This work addresses the challenge of ultra-low motion-to-photon (MTP) latency in immersive volumetric video for extended reality (XR), where conventional edge architectures struggle to meet the stringent real-time demands arising from tight coupling between high-compute rendering and user motion. The authors propose a near-real-time streaming framework based on O-RAN that jointly orchestrates wireless, computing, and content resources. By optimizing the rendered pixel ratio through continuous control variables under constraints of O-Cloud compute capacity, gNB transmit power, and bandwidth, the framework holistically balances resolution, computational load, and latency. A novel integration of the Weber-Fechner perceptual model guides QoE-aware optimization, complemented by structured action decomposition and a QoE-sensitive reward mechanism to tackle high-dimensional control complexity. Experiments on a 5G O-RAN testbed and simulations demonstrate over an 11% reduction in median MTP latency, along with significant improvements in average QoE and user experience fairness.

Immersive volumetric video streaming in extended reality (XR) demands ultra-low motion-to-photon (MTP) latency, which conventional edge-centric architectures struggle to meet due to per-frame computationally intensive rendering tightly coupled with user motion. To address this challenge, we propose an Open Radio Access Network (O-RAN)-integrated playback framework that jointly orchestrates radio, compute, and content resources in near real time (Near-RT) control loop. The system formulates the rendered-pixel ratio as a continuous control variable and jointly optimizes it over the Open Cloud (O-Cloud) compute, gNB transmit power, and bandwidth under a Weber-Fechner quality of experience (QoE) model, explicitly balancing resolution, computation, and latency.
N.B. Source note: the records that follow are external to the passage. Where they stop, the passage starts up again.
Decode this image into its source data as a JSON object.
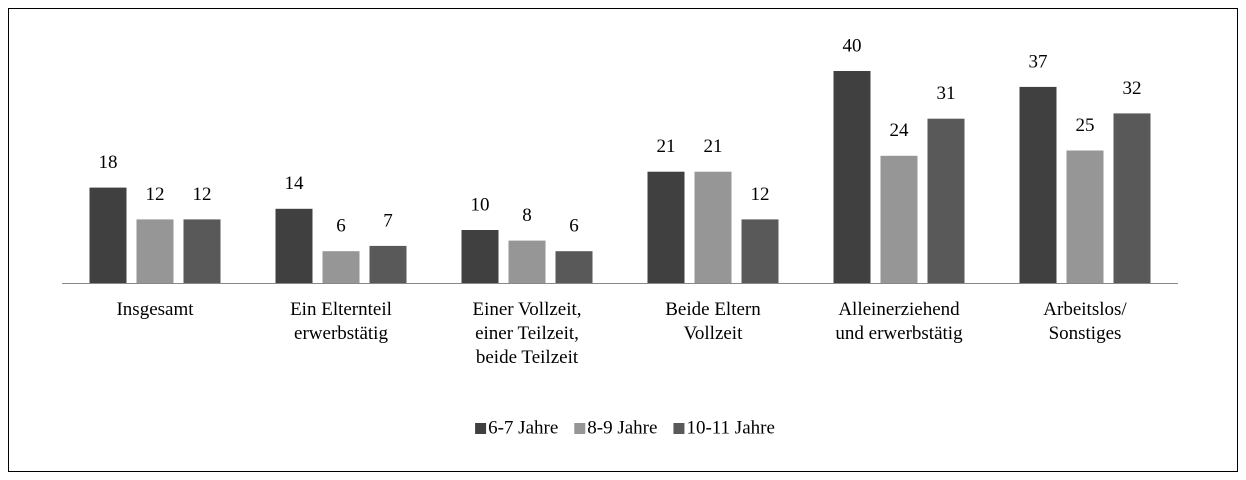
{
  "chart_data": {
    "type": "bar",
    "categories": [
      "Insgesamt",
      "Ein Elternteil\nerwerbstätig",
      "Einer Vollzeit,\neiner Teilzeit,\nbeide Teilzeit",
      "Beide Eltern\nVollzeit",
      "Alleinerziehend\nund erwerbstätig",
      "Arbeitslos/\nSonstiges"
    ],
    "series": [
      {
        "name": "6-7 Jahre",
        "color": "#404040",
        "values": [
          18,
          14,
          10,
          21,
          40,
          37
        ]
      },
      {
        "name": "8-9 Jahre",
        "color": "#969696",
        "values": [
          12,
          6,
          8,
          21,
          24,
          25
        ]
      },
      {
        "name": "10-11 Jahre",
        "color": "#595959",
        "values": [
          12,
          7,
          6,
          12,
          31,
          32
        ]
      }
    ],
    "legend": "bottom"
  }
}
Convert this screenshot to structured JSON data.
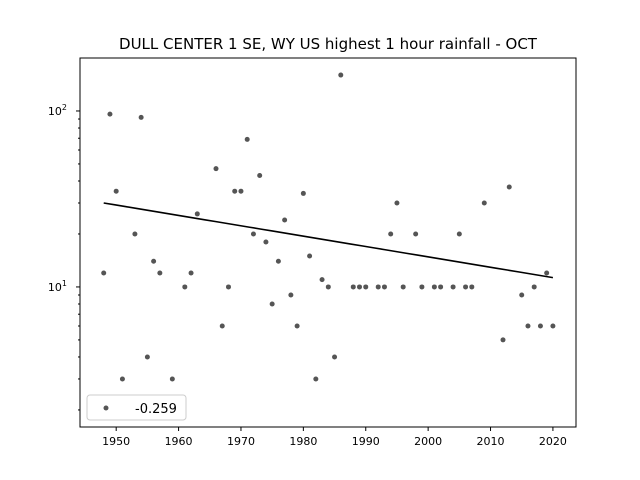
{
  "chart_data": {
    "type": "scatter",
    "title": "DULL CENTER 1 SE, WY US highest 1 hour rainfall - OCT",
    "xlabel": "",
    "ylabel": "",
    "xlim": [
      1944.2,
      2023.7
    ],
    "ylim": [
      1.6,
      200
    ],
    "yscale": "log",
    "x_ticks": [
      1950,
      1960,
      1970,
      1980,
      1990,
      2000,
      2010,
      2020
    ],
    "y_ticks": [
      {
        "value": 10,
        "base": "10",
        "exp": "1"
      },
      {
        "value": 100,
        "base": "10",
        "exp": "2"
      }
    ],
    "series": [
      {
        "name": "-0.259",
        "color": "#555555",
        "x": [
          1948,
          1949,
          1950,
          1951,
          1953,
          1954,
          1955,
          1956,
          1957,
          1959,
          1961,
          1962,
          1963,
          1966,
          1967,
          1968,
          1969,
          1970,
          1971,
          1972,
          1973,
          1974,
          1975,
          1976,
          1977,
          1978,
          1979,
          1980,
          1981,
          1982,
          1983,
          1984,
          1985,
          1986,
          1988,
          1989,
          1990,
          1992,
          1993,
          1994,
          1995,
          1996,
          1998,
          1999,
          2001,
          2002,
          2004,
          2005,
          2006,
          2007,
          2009,
          2012,
          2013,
          2015,
          2016,
          2017,
          2018,
          2019,
          2020
        ],
        "y": [
          12,
          96,
          35,
          3,
          20,
          92,
          4,
          14,
          12,
          3,
          10,
          12,
          26,
          47,
          6,
          10,
          35,
          35,
          69,
          20,
          43,
          18,
          8,
          14,
          24,
          9,
          6,
          34,
          15,
          3,
          11,
          10,
          4,
          160,
          10,
          10,
          10,
          10,
          10,
          20,
          30,
          10,
          20,
          10,
          10,
          10,
          10,
          20,
          10,
          10,
          30,
          5,
          37,
          9,
          6,
          10,
          6,
          12,
          6
        ]
      }
    ],
    "trend": {
      "x": [
        1948,
        2020
      ],
      "y": [
        30,
        11.3
      ],
      "color": "#000000"
    },
    "legend": {
      "label": "-0.259",
      "placement": "lower-left"
    }
  }
}
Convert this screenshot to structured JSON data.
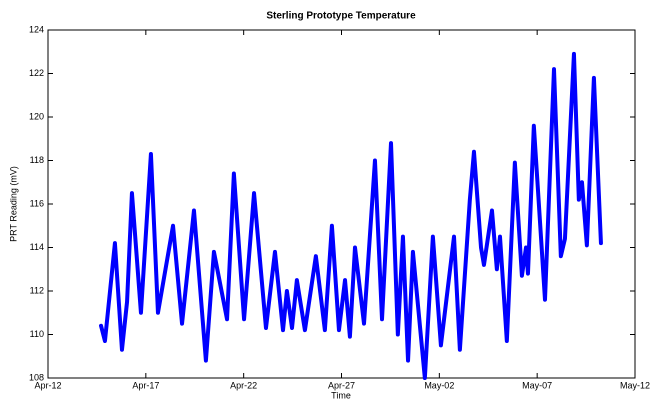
{
  "chart_data": {
    "type": "line",
    "title": "Sterling Prototype Temperature",
    "x_label": "Time",
    "y_label": "PRT Reading (mV)",
    "x": [
      2.71,
      2.91,
      3.42,
      3.78,
      4.04,
      4.29,
      4.75,
      5.26,
      5.62,
      6.39,
      6.85,
      7.46,
      8.07,
      8.48,
      9.15,
      9.5,
      10.02,
      10.53,
      11.14,
      11.6,
      12.01,
      12.21,
      12.47,
      12.72,
      13.13,
      13.69,
      14.15,
      14.51,
      14.87,
      15.18,
      15.43,
      15.69,
      16.15,
      16.71,
      17.07,
      17.53,
      17.88,
      18.14,
      18.4,
      18.65,
      19.26,
      19.67,
      20.08,
      20.75,
      21.05,
      21.56,
      21.77,
      22.13,
      22.28,
      22.69,
      22.94,
      23.1,
      23.45,
      23.86,
      24.22,
      24.43,
      24.53,
      24.83,
      25.4,
      25.86,
      26.21,
      26.42,
      26.88,
      27.13,
      27.29,
      27.54,
      27.9,
      28.26
    ],
    "values": [
      110.4,
      109.7,
      114.2,
      109.3,
      111.5,
      116.5,
      111,
      118.3,
      111,
      115,
      110.5,
      115.7,
      108.8,
      113.8,
      110.7,
      117.4,
      110.7,
      116.5,
      110.3,
      113.8,
      110.2,
      112,
      110.3,
      112.5,
      110.2,
      113.6,
      110.2,
      115,
      110.2,
      112.5,
      109.9,
      114,
      110.5,
      118,
      110.7,
      118.8,
      110,
      114.5,
      108.8,
      113.8,
      108,
      114.5,
      109.5,
      114.5,
      109.3,
      116.2,
      118.4,
      114,
      113.2,
      115.7,
      113,
      114.5,
      109.7,
      117.9,
      112.7,
      114,
      112.8,
      119.6,
      111.6,
      122.2,
      113.6,
      114.4,
      122.9,
      116.2,
      117,
      114.1,
      121.8,
      114.2
    ],
    "color": "#0000ff",
    "xlim": [
      0,
      30
    ],
    "xticks": [
      {
        "value": 0,
        "label": "Apr-12"
      },
      {
        "value": 5,
        "label": "Apr-17"
      },
      {
        "value": 10,
        "label": "Apr-22"
      },
      {
        "value": 15,
        "label": "Apr-27"
      },
      {
        "value": 20,
        "label": "May-02"
      },
      {
        "value": 25,
        "label": "May-07"
      },
      {
        "value": 30,
        "label": "May-12"
      }
    ],
    "ylim": [
      108,
      124
    ],
    "yticks": [
      108,
      110,
      112,
      114,
      116,
      118,
      120,
      122,
      124
    ]
  }
}
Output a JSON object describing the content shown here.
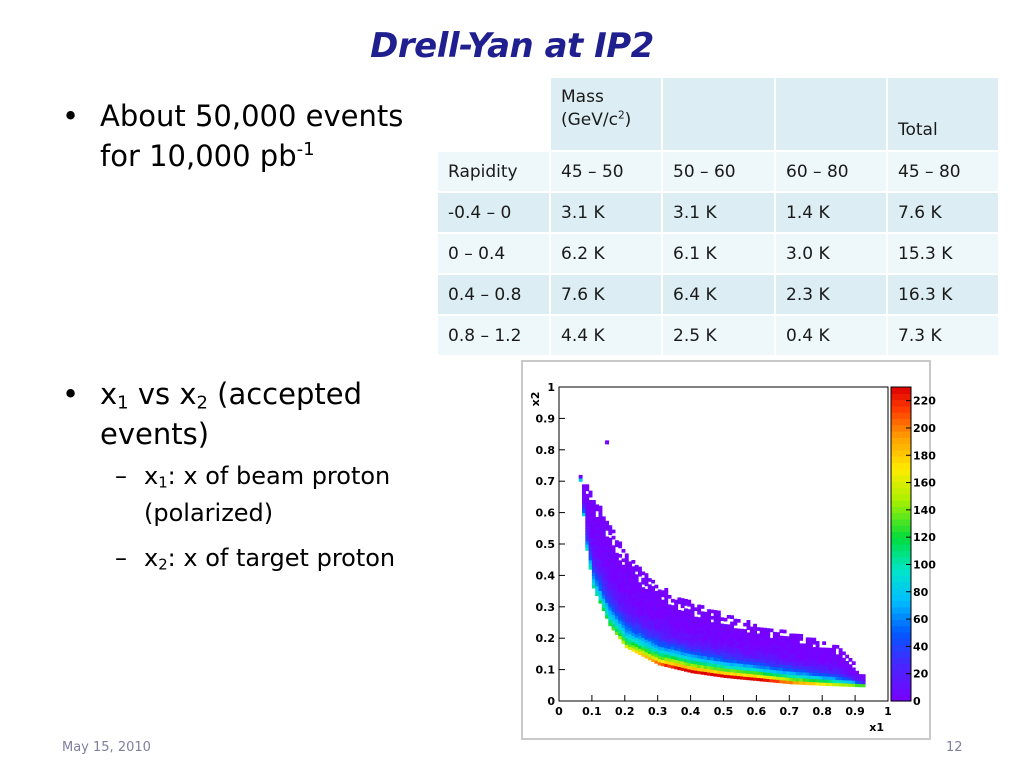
{
  "slide": {
    "title": "Drell-Yan at IP2",
    "footer_date": "May 15, 2010",
    "page_number": "12",
    "title_color": "#1f1f8f"
  },
  "bullets": {
    "b1_main": "About 50,000 events for 10,000 pb",
    "b1_sup": "-1",
    "b2_pre": "x",
    "b2_sub1": "1",
    "b2_mid": " vs x",
    "b2_sub2": "2",
    "b2_post": " (accepted events)",
    "sub1_pre": "x",
    "sub1_sub": "1",
    "sub1_post": ": x of beam proton (polarized)",
    "sub2_pre": "x",
    "sub2_sub": "2",
    "sub2_post": ": x of target proton"
  },
  "table": {
    "mass_label_a": "Mass",
    "mass_label_b": "(GeV/c",
    "mass_label_sup": "2",
    "mass_label_c": ")",
    "total_label": "Total",
    "header": [
      "Rapidity",
      "45 – 50",
      "50 – 60",
      "60 – 80",
      "45 – 80"
    ],
    "rows": [
      [
        "-0.4 – 0",
        "3.1 K",
        "3.1 K",
        "1.4 K",
        "7.6 K"
      ],
      [
        "0 – 0.4",
        "6.2 K",
        "6.1 K",
        "3.0 K",
        "15.3 K"
      ],
      [
        "0.4 – 0.8",
        "7.6 K",
        "6.4 K",
        "2.3 K",
        "16.3 K"
      ],
      [
        "0.8 – 1.2",
        "4.4 K",
        "2.5 K",
        "0.4 K",
        "7.3 K"
      ]
    ]
  },
  "chart_data": {
    "type": "heatmap",
    "xlabel": "x1",
    "ylabel": "x2",
    "xlim": [
      0,
      1
    ],
    "ylim": [
      0,
      1
    ],
    "xticks": [
      "0",
      "0.1",
      "0.2",
      "0.3",
      "0.4",
      "0.5",
      "0.6",
      "0.7",
      "0.8",
      "0.9",
      "1"
    ],
    "yticks": [
      "0",
      "0.1",
      "0.2",
      "0.3",
      "0.4",
      "0.5",
      "0.6",
      "0.7",
      "0.8",
      "0.9",
      "1"
    ],
    "colorbar_ticks": [
      "0",
      "20",
      "40",
      "60",
      "80",
      "100",
      "120",
      "140",
      "160",
      "180",
      "200",
      "220"
    ],
    "colorbar_max": 230,
    "band": {
      "inner_edge": [
        [
          0.06,
          0.7
        ],
        [
          0.08,
          0.48
        ],
        [
          0.1,
          0.36
        ],
        [
          0.15,
          0.24
        ],
        [
          0.2,
          0.17
        ],
        [
          0.3,
          0.115
        ],
        [
          0.4,
          0.09
        ],
        [
          0.5,
          0.075
        ],
        [
          0.6,
          0.065
        ],
        [
          0.7,
          0.055
        ],
        [
          0.8,
          0.05
        ],
        [
          0.93,
          0.045
        ]
      ],
      "outer_edge": [
        [
          0.07,
          0.7
        ],
        [
          0.12,
          0.62
        ],
        [
          0.18,
          0.5
        ],
        [
          0.25,
          0.41
        ],
        [
          0.35,
          0.33
        ],
        [
          0.45,
          0.29
        ],
        [
          0.55,
          0.255
        ],
        [
          0.65,
          0.225
        ],
        [
          0.75,
          0.2
        ],
        [
          0.85,
          0.165
        ],
        [
          0.93,
          0.07
        ]
      ],
      "peak_count": 220,
      "outlier_point": [
        0.14,
        0.83
      ]
    }
  }
}
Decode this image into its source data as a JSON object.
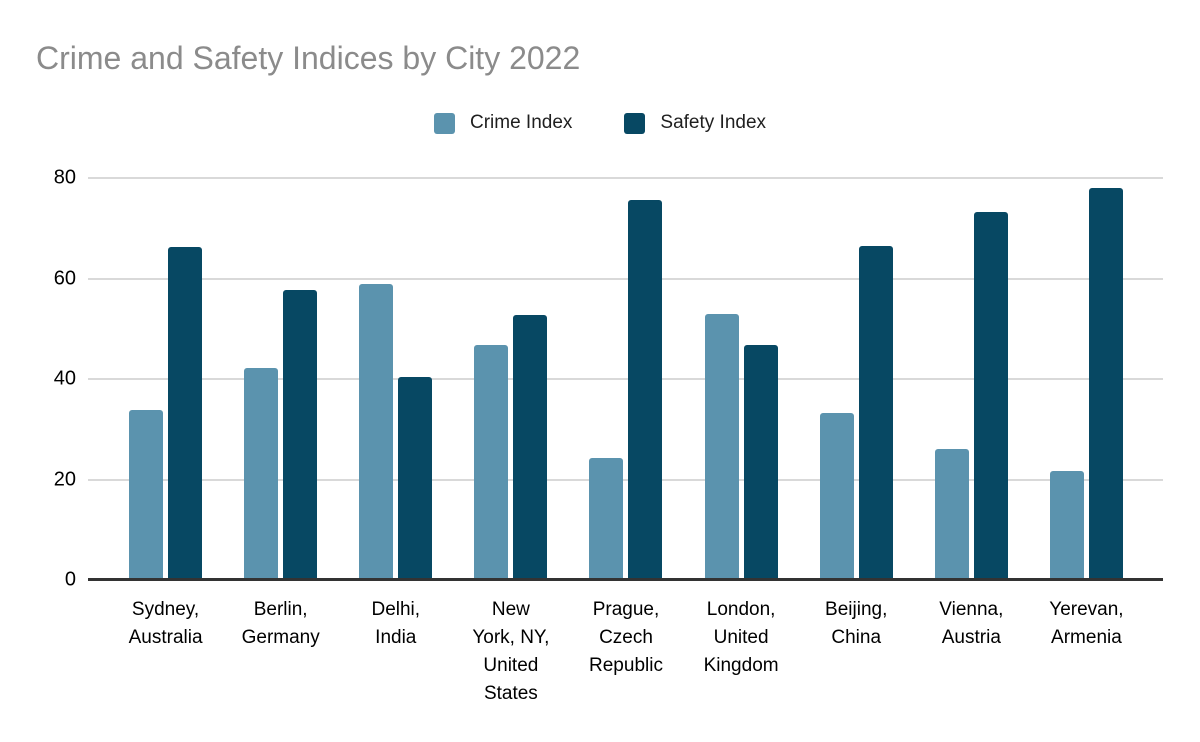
{
  "chart_data": {
    "type": "bar",
    "title": "Crime and Safety Indices by City 2022",
    "categories": [
      "Sydney, Australia",
      "Berlin, Germany",
      "Delhi, India",
      "New York, NY, United States",
      "Prague, Czech Republic",
      "London, United Kingdom",
      "Beijing, China",
      "Vienna, Austria",
      "Yerevan, Armenia"
    ],
    "categories_display": [
      "Sydney,\nAustralia",
      "Berlin,\nGermany",
      "Delhi,\nIndia",
      "New\nYork, NY,\nUnited\nStates",
      "Prague,\nCzech\nRepublic",
      "London,\nUnited\nKingdom",
      "Beijing,\nChina",
      "Vienna,\nAustria",
      "Yerevan,\nArmenia"
    ],
    "series": [
      {
        "name": "Crime Index",
        "color": "#5b93ae",
        "values": [
          33.8,
          42.1,
          59.0,
          46.7,
          24.2,
          53.0,
          33.2,
          26.0,
          21.7
        ]
      },
      {
        "name": "Safety Index",
        "color": "#074863",
        "values": [
          66.2,
          57.8,
          40.5,
          52.7,
          75.6,
          46.7,
          66.5,
          73.3,
          78.0
        ]
      }
    ],
    "yticks": [
      0,
      20,
      40,
      60,
      80
    ],
    "ytick_labels": [
      "0",
      "20",
      "40",
      "60",
      "80"
    ],
    "ylim": [
      0,
      80
    ],
    "xlabel": "",
    "ylabel": "",
    "grid": true,
    "legend_position": "top",
    "colors": {
      "title_text": "#8b8b8b",
      "axis_line": "#333333",
      "gridline": "#d9d9d9",
      "tick_text": "#000000",
      "background": "#ffffff"
    }
  }
}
A Soft Actor-Critic (SAC) agent with structured action decomposition and QoE-aware reward shaping resolves the resulting high-dimensional control problem. Experiments on a 5G O-RAN testbed and system simulations show that SAC reduces median MTP latency by above $11\%$ and improves both mean QoE and fairness, demonstrating the feasibility of RIC-driven joint radio-compute-content control for scalable, latency-aware immersive streaming.